How the London-born artist William Hogarth (1697-1764) would have delighted in the parliamentary shenanigans of the past week. As a political satirist, he would have revelled in sketching the pompous grandstanding of dissembling ministers at the dispatch box, of the jeering opposition back benchers waving ten-pound notes, of the cannon-fodder MPs glumly shuffling through the Aye lobby. His greatness lay in capturing the look on a face – a wry smile, a furtive glance, a wrinkled nose at something that smelt bad.
Hogarth was fascinated by power and the play-acting that helped maintain it and often used his art to poke fun at powerful men. But he also used it as a way of raising issues of concern, electoral reform, or to protest the inhumane conditions in the Fleet prison, for example. While many contemporaries called his work “caricatures”, Hogarth operated across a range of artistic endeavours from engravings, to prints, to portraiture, to staged “conversation” pictures of well-to-do families.

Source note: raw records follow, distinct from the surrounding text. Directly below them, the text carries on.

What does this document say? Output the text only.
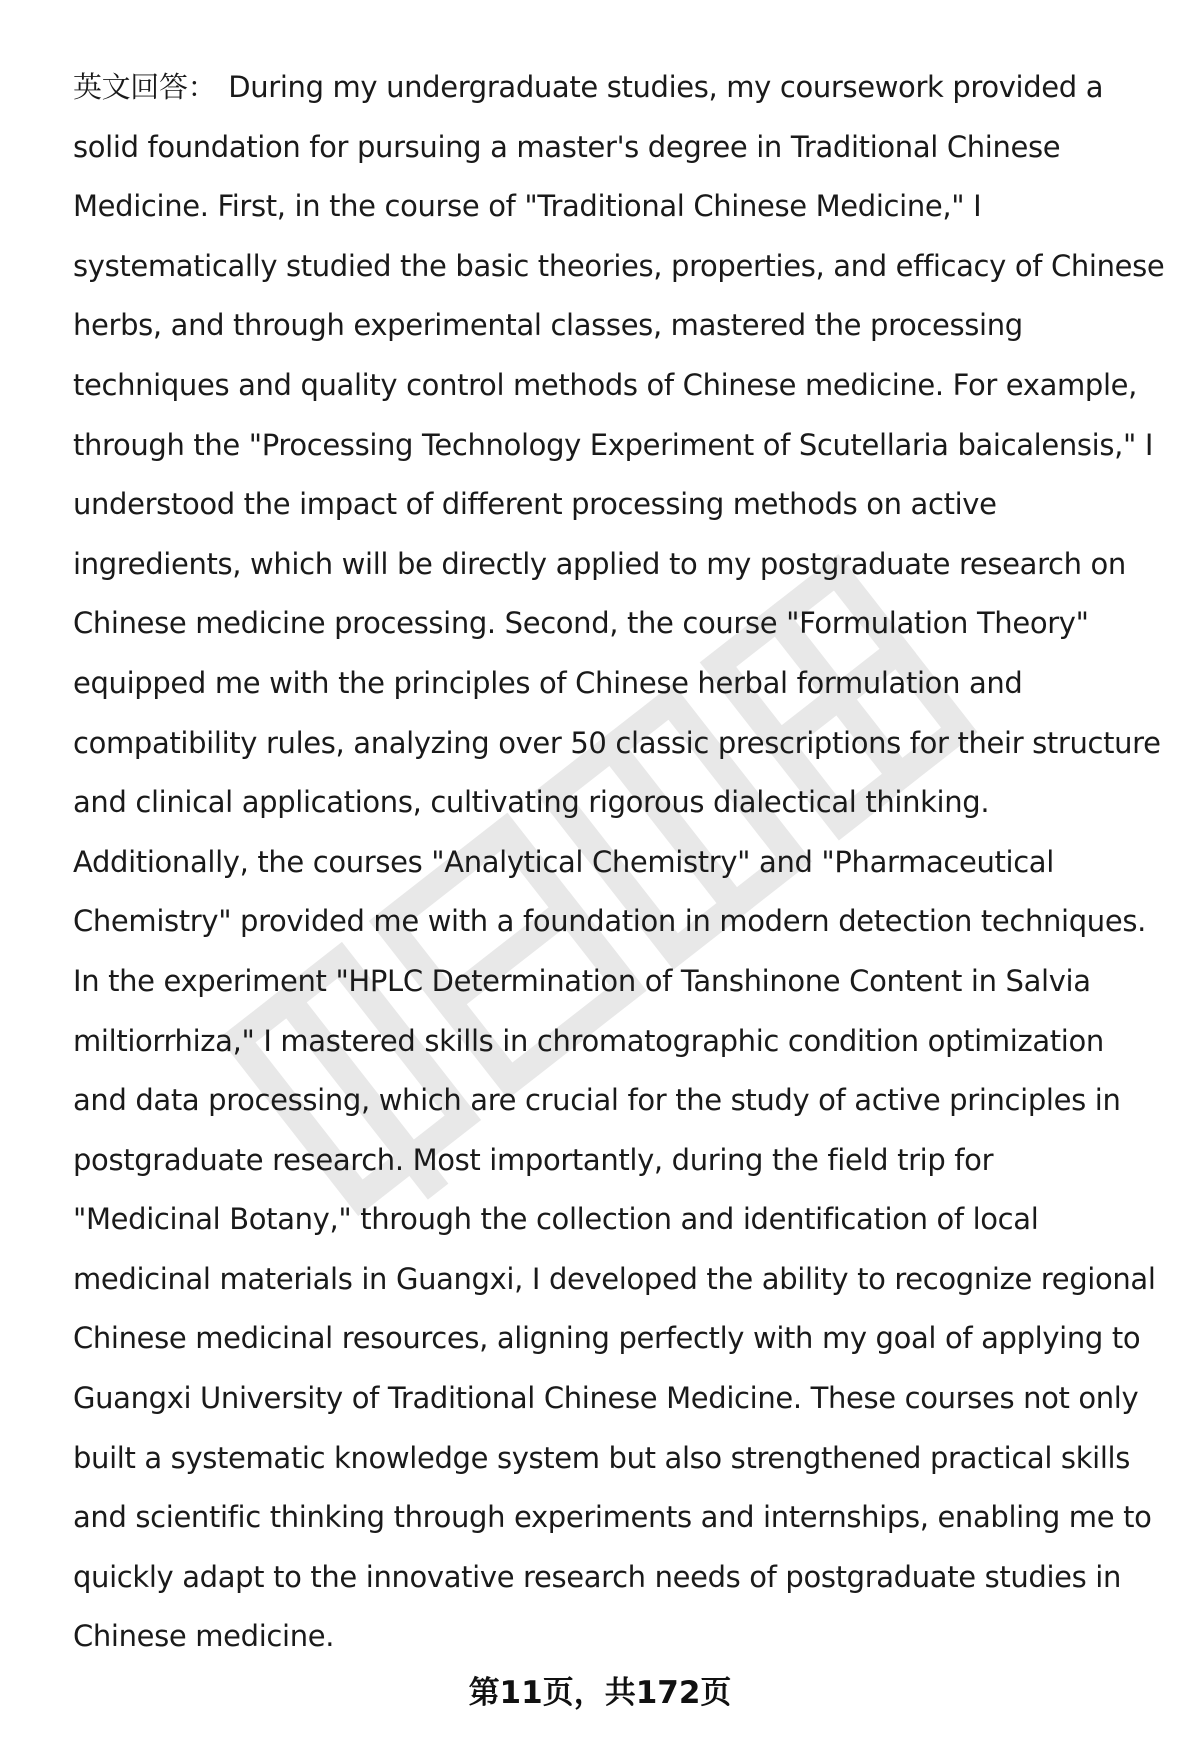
英文回答： During my undergraduate studies, my coursework provided a
solid foundation for pursuing a master's degree in Traditional Chinese
Medicine. First, in the course of "Traditional Chinese Medicine," I
systematically studied the basic theories, properties, and efficacy of Chinese
herbs, and through experimental classes, mastered the processing
techniques and quality control methods of Chinese medicine. For example,
through the "Processing Technology Experiment of Scutellaria baicalensis," I
understood the impact of different processing methods on active
ingredients, which will be directly applied to my postgraduate research on
Chinese medicine processing. Second, the course "Formulation Theory"
equipped me with the principles of Chinese herbal formulation and
compatibility rules, analyzing over 50 classic prescriptions for their structure
and clinical applications, cultivating rigorous dialectical thinking.
Additionally, the courses "Analytical Chemistry" and "Pharmaceutical
Chemistry" provided me with a foundation in modern detection techniques.
In the experiment "HPLC Determination of Tanshinone Content in Salvia
miltiorrhiza," I mastered skills in chromatographic condition optimization
and data processing, which are crucial for the study of active principles in
postgraduate research. Most importantly, during the field trip for
"Medicinal Botany," through the collection and identification of local
medicinal materials in Guangxi, I developed the ability to recognize regional
Chinese medicinal resources, aligning perfectly with my goal of applying to
Guangxi University of Traditional Chinese Medicine. These courses not only
built a systematic knowledge system but also strengthened practical skills
and scientific thinking through experiments and internships, enabling me to
quickly adapt to the innovative research needs of postgraduate studies in
Chinese medicine.
第11页，共172页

However, perhaps his best known works are the moral narratives, such as the storytelling paintings that trace the path of the lost innocence and tragic death of Moll Hackabout in A Harlot’s Progress (1732), or the squandering of an inherited fortune through debauchery leading to mental breakdown and to Bedlam of Tom Rakewell in A Rake’s Progress (1735, pictured). Hogarth turned these paintings into engravings, and prints were produced for quick sale to a growing middle-class keen to acquire the trappings of refinement. They were hugely popular, and still are today. As Jenny Uglow notes in her masterful biography, “Hogarth prints still hang dustily in corners of the city’s bars and cafes and theatre foyers”.

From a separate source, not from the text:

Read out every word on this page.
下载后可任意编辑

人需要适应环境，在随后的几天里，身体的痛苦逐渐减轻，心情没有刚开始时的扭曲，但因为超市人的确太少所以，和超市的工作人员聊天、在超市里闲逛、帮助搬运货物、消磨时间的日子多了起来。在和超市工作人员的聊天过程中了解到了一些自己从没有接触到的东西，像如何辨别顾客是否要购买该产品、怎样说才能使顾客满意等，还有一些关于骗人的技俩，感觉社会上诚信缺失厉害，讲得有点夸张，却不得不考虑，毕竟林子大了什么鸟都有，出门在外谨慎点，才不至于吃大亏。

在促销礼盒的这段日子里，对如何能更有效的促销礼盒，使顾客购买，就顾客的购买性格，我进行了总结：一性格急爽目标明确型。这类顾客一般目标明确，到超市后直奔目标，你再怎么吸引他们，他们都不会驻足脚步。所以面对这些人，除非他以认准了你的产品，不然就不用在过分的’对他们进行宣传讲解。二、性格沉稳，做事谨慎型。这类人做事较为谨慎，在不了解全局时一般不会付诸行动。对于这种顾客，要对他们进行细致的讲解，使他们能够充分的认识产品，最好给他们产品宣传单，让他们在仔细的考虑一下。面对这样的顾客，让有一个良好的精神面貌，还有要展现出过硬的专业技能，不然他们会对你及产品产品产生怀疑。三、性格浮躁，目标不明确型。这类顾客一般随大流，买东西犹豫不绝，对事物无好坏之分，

Those two works sit at the heart of a new exhibition at Tate Britain, Hogarth and Europe, which places Hogarth’s work within a wider European movement of new creative freedom as artists responded to rapid economic growth and social change. Cities were growing fast, there was excitement and opportunity and there was boisterousness, vulgarity and danger, and artists were looking for new ways to both represent and engage their audiences.
By 1760, London had become the most populous city in Europe with over 700,000 inhabitants swelled by migrants from the country and from overseas. Manufacturing, banking, construction and retail all thrived. Commercial and imperial trade flourished. The quays and wharves along the Thames were so busy it could take a month to unload a ship. Hogarth painted it all. He was illustrating history as it was happening. In Four Times of the Day (1738), for example, he captures the interactions of common people as they go about their day, the noise and the smells of the streets, that moment at which things might slip into disorder. The intricate detail deserves patient viewing and some time to decipher the messages Hogarth placed there to entertain the viewer.
Portraiture was a profitable activity for Hogarth and there are plenty of examples of his work in this exhibition. He mainly painted men and women and their families from the middle-ranks and the professions, an emerging bourgeoise at ease with itself and able to enjoy exotic luxuries – such as coffee, sugar, rum, tobacco – brought from afar from slave plantations fed by a transatlantic slave trade few at that time challenged. The Tate confronts this history directly and provides short texts next to some of the artworks by different commentators to provide critical voice.
Hogarth achieved so much in his lifetime and not just in terms of his diverse artistic outputs. He promoted legislation to protect artists’ copyrights – so much of his work was pirated – supported the creation of the first art academies, and helped to set up Thomas Coram’s Foundling Hospital which offered a home for infants at risk of abandonment or murder. Yet he also opposed social change and there are aspects of his work that can not be glossed over, such as his depictions of casual sexual assault, antisemitism and the mistreatment of black servants. He profited from selling his works to plantation owners and as the Tate notes “later in life he outspokenly supported the government and hankered after the position of painter to the King”.
Hogarth’s work defined an era and this exhibition shows why. His work throws sharp relief on the inequalities of the time, yet it is full of energy and of pathos and there is so much to admire in his craft and the touch of his paint brush. In The March of the Guards to Finchley (1749-50), soldiers gathering to protect the capital from the Jacobin rebels, who in 1745 had advanced as far south as Derby, are shown as a “march of disarray” – the reality against the patriotic ideal. Soldiers are drinking, saying farewell to loved ones, there’s music and bare-knuckle fighting. George II was horrified when he saw the painting: “Does this fellow mean to laugh at my guards?” Well yes, for Hogarth wants to show us that this is how it really is.
Hogarth and Europe is at Tate Britain until 20 March 2022.